When accountant Mike McDonald found an email address on a website and sent his adolescent hero a message, he wasn’t expecting an answer. Within an hour Dave Davies, founder and guitarist from rock band the Kinks, had hit the reply button. “It’s the power of cars ‑ or rather this Traction Avant,” Mike told us.
That car is a right-hand drive Citroën Light 15 (commonly called Traction Avant) built at the French firm’s factory in Slough, Berkshire on 23 April 1948. It was owned by Davies from July 1979 to December 1988. And since June 2008 McDonald has been the proud owner.
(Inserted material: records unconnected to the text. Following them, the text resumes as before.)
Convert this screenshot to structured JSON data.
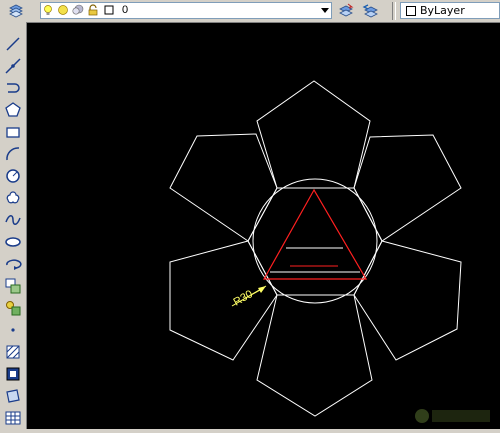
{
  "toolbar": {
    "layer_name": "0",
    "color_label": "ByLayer",
    "icons": [
      "layer-manager-icon",
      "bulb-icon",
      "sun-icon",
      "freeze-icon",
      "lock-icon",
      "color-square-icon",
      "make-current-icon",
      "layer-previous-icon"
    ]
  },
  "left_toolbar": {
    "tools": [
      "line-icon",
      "construction-line-icon",
      "polyline-icon",
      "polygon-icon",
      "rectangle-icon",
      "arc-icon",
      "circle-icon",
      "revision-cloud-icon",
      "spline-icon",
      "ellipse-icon",
      "ellipse-arc-icon",
      "insert-block-icon",
      "make-block-icon",
      "point-icon",
      "hatch-icon",
      "gradient-icon",
      "region-icon",
      "table-icon"
    ]
  },
  "drawing": {
    "dimension_text": "R30",
    "colors": {
      "background": "#000000",
      "outline": "#ffffff",
      "triangle": "#ff2020",
      "dimension": "#ffff66"
    }
  }
}
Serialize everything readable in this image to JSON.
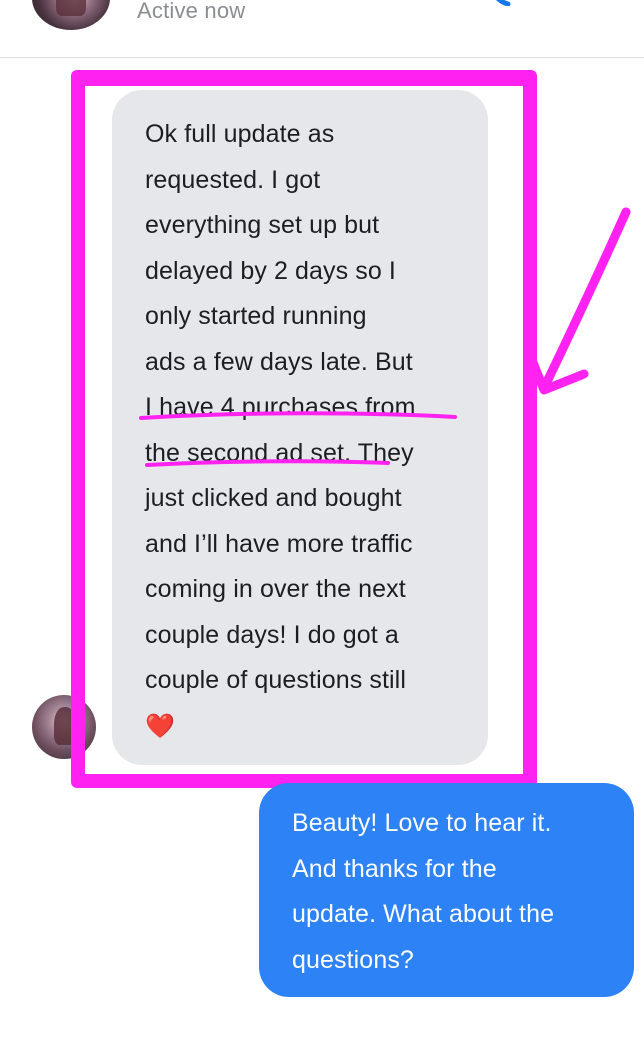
{
  "header": {
    "status": "Active now",
    "call_icon": "phone-icon",
    "video_icon": "video-camera-icon",
    "accent": "#1877f2"
  },
  "conversation": {
    "incoming": {
      "lines": [
        "Ok full update as",
        "requested. I got",
        "everything set up but",
        "delayed by 2 days so I",
        "only started running",
        "ads a few days late. But",
        "I have 4 purchases from",
        "the second ad set. They",
        "just clicked and bought",
        "and I’ll have more traffic",
        "coming in over the next",
        "couple days! I do got a",
        "couple of questions still"
      ],
      "emoji": "❤️",
      "bubble_color": "#e6e7eb"
    },
    "outgoing": {
      "lines": [
        "Beauty! Love to hear it.",
        "And thanks for the",
        "update. What about the",
        "questions?"
      ],
      "bubble_color": "#2d82f5"
    }
  },
  "annotations": {
    "color": "#ff22f0",
    "frame": "highlight-frame",
    "arrow": "pointing-arrow",
    "underlines": [
      "I have 4 purchases from",
      "the second ad set."
    ]
  }
}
“After I’d decided to buy a Traction Avant, it took me about three years to find one,” the 70-year old said. “That was from John Gillard’s Classic Restorations which was based in London at the time. It came with a lot of original documentation and included among that was paperwork showing one of the owners was a Dave Davies.
“I contacted the Traction Avant owner’s club and the archivist told me it was the Dave Davies. The funny thing is, when I was at school in the 1960s we formed a band and one of our favourite acts was the Kinks.
“When I emailed Dave I didn’t think any more of it but he replied within the hour. And he said if I ever sell it, I should give him first refusal. I’ve also spoken to his son Christian about the car. He has fond memories of going to rock festivals in the car.” [Davies clearly was a Citroën fan, having owned a Méhari in the past, too. Ed]
The Traction Avant was launched before World War Two. It was remarkable for several things. As its name suggests, it was front-wheel drive which was uncommon among mass produced cars of the time. Even more unusually, it features a unitary ‘monocoque’ body; all other cars of the time were built with the body and chassis as separate parts. It was also one of the first cars to have rack and pinion steering and is the first volume produced car to have hydraulic brakes.
Being years ahead of their time has been known to make cars unreliable and hard to live with. Mike from Mobberley, Cheshire has found the opposite with his Light 15. “It’s remarkably reliable. I’ve had to fix it at the side of the road on a couple of occasions and the gearbox failed once but apart from that it’s been very dependable.
“The monocoque structure means it’s quite low to the ground and with the front-wheel drive I can keep pace with modern cars round corners. Sometimes you can see people ahead looking in their mirrors wondering how this old car’s keeping up with them!”
With a 0-60 time of 29.7 seconds measured by The Motor magazine in 1951, the Traction Avant isn’t a fast car. But the 1,911cc four-cylinder engine is good for 70mph. “It travels nicely at 55mph so it’s fine for the motorway,” Mike added.
And if Dave Davies ever did buy the car back, he might be surprised at how similar it is to the one he sold more than 30 years ago. Mike explained: “I wanted a car that I could use on a daily basis so I didn’t want anything too pristine.
“It’s still got its original black paintwork and tan leather interior. The original carpets are still there and the varnish on some of the wood trim has worn off. The only thing I’ve had replaced inside is the headlining. It had been damaged by a leak in the sun roof – a 10 shilling optional extra just for the British market.
“I had the engine overhauled during the 2020 lockdown and I often drive it to client meetings. I cover about 700 miles a year in it, which isn’t bad for a car that’s just passed its 73rd birthday.
“And I love the attention it gets. It seems the further north you go in the country, the rarer the Traction Avant becomes. Wherever I go, people want to know about it.” Fittingly, it sounds like it’s got the allure of a rock star.